The evaluation of a model based on the testing set would result in a biased score, this is why we need to split our data into training and testing, but there is still a problem. When we are trying to obtain the best score possible on the testing set we are ajusting our models and hyperparameters to ajust well to that set, so we are acctualy making our model and hyperparameters biased to that sample, this is why it is important to evaluate the model in a complete new validation subset, this way we can guarantee that the model will performe as expected in new data.

1. Binary Model
    1.1 Fit
    1.2 K Fold Prediction
    1.3 Evaluate Prediction
2. Multiclass Model
    2.1 Fit
3. Validation Data
    3.1 Evaluate
[13]:
import sys
sys.path.insert(1, '../pipeline/lib')
import utils, model, data_processing

import pandas as pd

import joblib

from sklearn.metrics import confusion_matrix

Binary Model

Fit

[2]:
path = '../../data/train-validation/training-data.csv'

# Load Training Data
rd = data_prep.read_data(path)
drop_columns = ['dano_na_plantacao_binario', 'dano_na_plantacao','Identificador_Agricultor']
X_train = rd.drop(columns = drop_columns)
y_train = rd['dano_na_plantacao_binario']

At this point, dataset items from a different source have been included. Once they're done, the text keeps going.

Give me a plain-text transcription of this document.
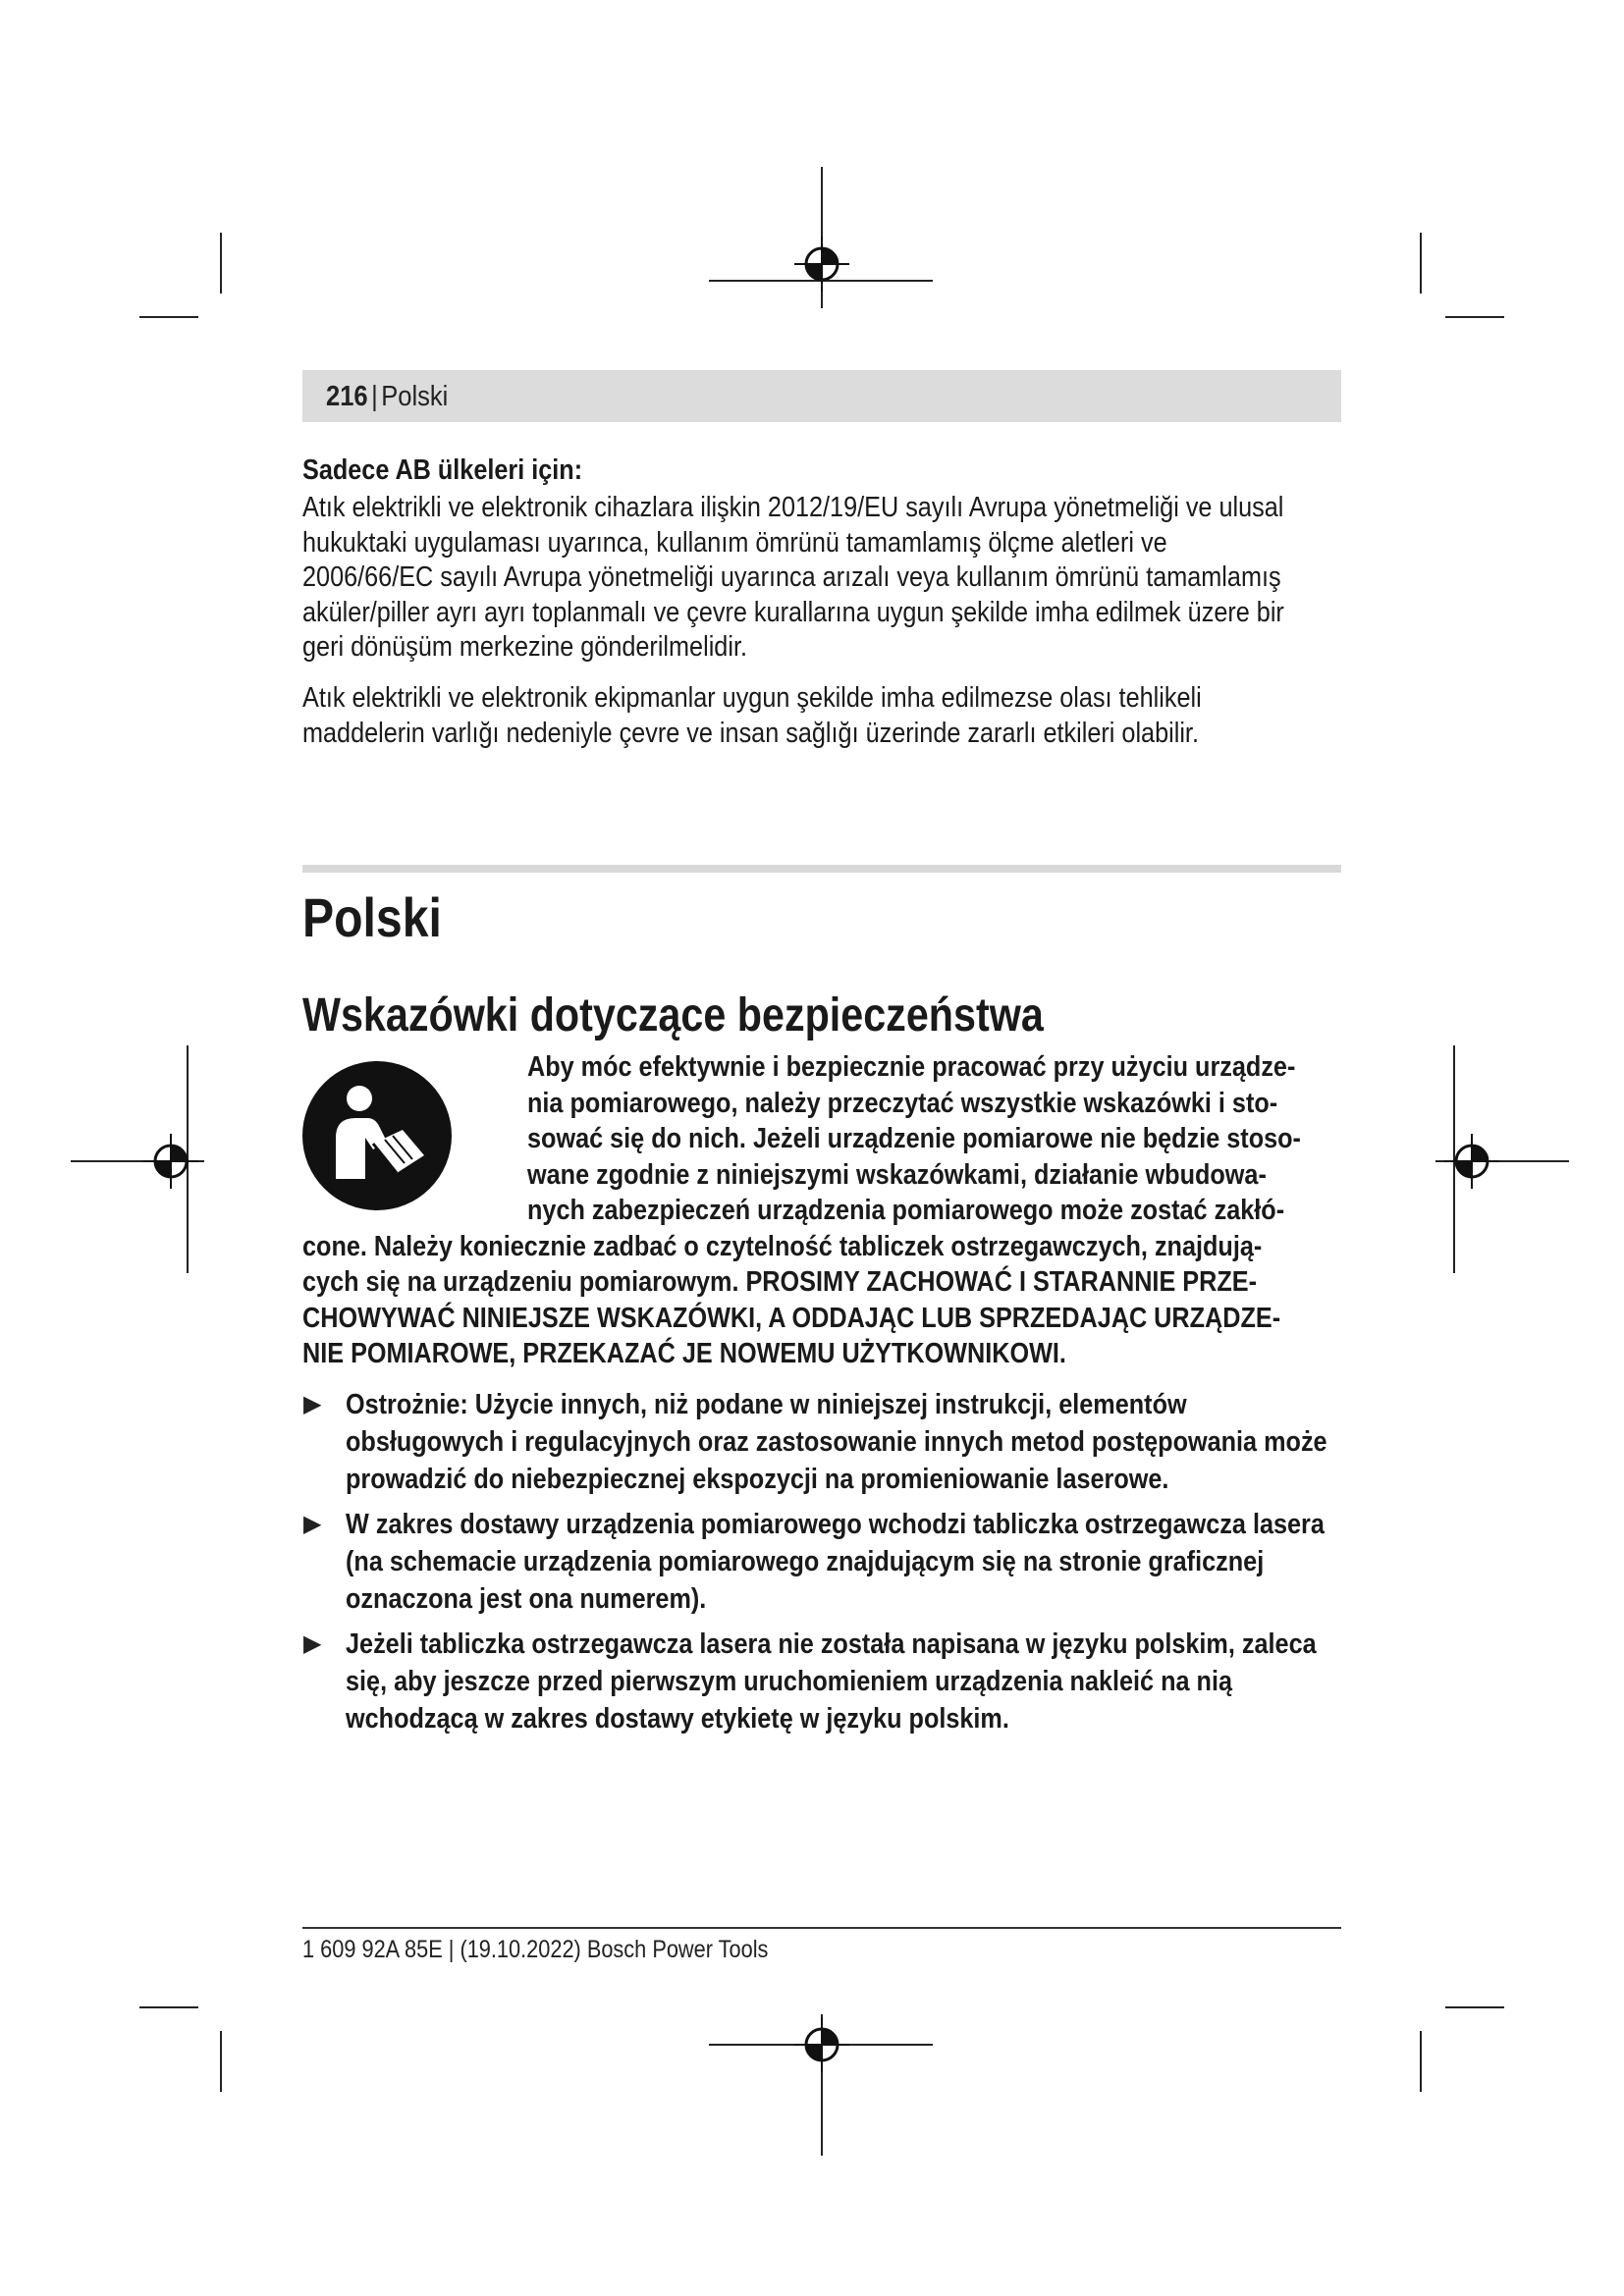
216 | Polski
Sadece AB ülkeleri için:
Atık elektrikli ve elektronik cihazlara ilişkin 2012/19/EU sayılı Avrupa yönetmeliği ve ulusal hukuktaki uygulaması uyarınca, kullanım ömrünü tamamlamış ölçme aletleri ve 2006/66/EC sayılı Avrupa yönetmeliği uyarınca arızalı veya kullanım ömrünü tamamlamış aküler/piller ayrı ayrı toplanmalı ve çevre kurallarına uygun şekilde imha edilmek üzere bir geri dönüşüm merkezine gönderilmelidir.
Atık elektrikli ve elektronik ekipmanlar uygun şekilde imha edilmezse olası tehlikeli maddelerin varlığı nedeniyle çevre ve insan sağlığı üzerinde zararlı etkileri olabilir.
Polski
Wskazówki dotyczące bezpieczeństwa
Aby móc efektywnie i bezpiecznie pracować przy użyciu urządze-
nia pomiarowego, należy przeczytać wszystkie wskazówki i sto-
sować się do nich. Jeżeli urządzenie pomiarowe nie będzie stoso-
wane zgodnie z niniejszymi wskazówkami, działanie wbudowa-
nych zabezpieczeń urządzenia pomiarowego może zostać zakłó-
cone. Należy koniecznie zadbać o czytelność tabliczek ostrzegawczych, znajdują-
cych się na urządzeniu pomiarowym. PROSIMY ZACHOWAĆ I STARANNIE PRZE-
CHOWYWAĆ NINIEJSZE WSKAZÓWKI, A ODDAJĄC LUB SPRZEDAJĄC URZĄDZE-
NIE POMIAROWE, PRZEKAZAĆ JE NOWEMU UŻYTKOWNIKOWI.
▶ Ostrożnie: Użycie innych, niż podane w niniejszej instrukcji, elementów obsługowych i regulacyjnych oraz zastosowanie innych metod postępowania może prowadzić do niebezpiecznej ekspozycji na promieniowanie laserowe.
▶ W zakres dostawy urządzenia pomiarowego wchodzi tabliczka ostrzegawcza lasera (na schemacie urządzenia pomiarowego znajdującym się na stronie graficznej oznaczona jest ona numerem).
▶ Jeżeli tabliczka ostrzegawcza lasera nie została napisana w języku polskim, zaleca się, aby jeszcze przed pierwszym uruchomieniem urządzenia nakleić na nią wchodzącą w zakres dostawy etykietę w języku polskim.
1 609 92A 85E | (19.10.2022) Bosch Power Tools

# Create and Fit Binary Classifier Model
binary_clf = model.BinaryClassifier()
binary_clf.fit(X_train, y_train)
binary_clf.dump()

binary_train_predictions = binary_clf.k_fold_prediction(X_train, y_train)
Removing 5690 from Semanas_Utilizando
Applying OneHotEncoder on categorical features
SMOTE Upsample
Training Binary Classifier Model
Binary Classifier saved at /home/felipe/Documents/scicrop/src/models/binary_classifier.xgb

K Fold Prediction

[3]:
binary_train_predictions = binary_clf.k_fold_prediction(X_train, y_train)
../_images/notebooks_5.Validate_5_0.png

Evaluate Prediction

[ ]:
cm = confusion_matrix(y_train, binary_train_predictions)
utils.plot_confusion_matrix(cm, ['0','1'])

Multiclass Model

Fit

[4]:
# Create and Fit Binary Classifier Model

X_train['binary_predictions'] = binary_train_predictions
y_train = rd['dano_na_plantacao']

multi_clf = model.MultiClassifier()
multi_clf.fit(X_train, y_train)
multi_clf.dump()
Training Binary Classifier Model
Multiclass Classifier saved at /home/felipe/Documents/scicrop/src/models/multiclass_classifier.lgb

Validation Data

[5]:
eval_path = '../../data/train-validation/validation-data.csv'

# Load Training Data
df_eval = data_prep.read_data(eval_path)
drop_columns = ['dano_na_plantacao_binario', 'dano_na_plantacao', 'Identificador_Agricultor']

X_eval  = df_eval.drop(columns = drop_columns)
y_eval_binary = df_eval['dano_na_plantacao_binario']
y_eval = df_eval['dano_na_plantacao']
Removing 2365 from Semanas_Utilizando
Applying OneHotEncoder on categorical features

Evaluate

[6]:
binary_pred = binary_clf.predict(X_eval)
cm_eval = confusion_matrix(y_eval_binary, binary_pred)
utils.plot_confusion_matrix(cm_eval, ['0', '1'])
../_images/notebooks_5.Validate_13_0.png
[7]:
X_eval['binary_predictions'] = binary_pred
multiclass_pred = multi_clf.predict(X_eval)
[8]:
cm_eval_multi = confusion_matrix(y_eval, multiclass_pred)
utils.plot_confusion_matrix(cm_eval_multi, ['0', '1', '2'])
../_images/notebooks_5.Validate_15_0.png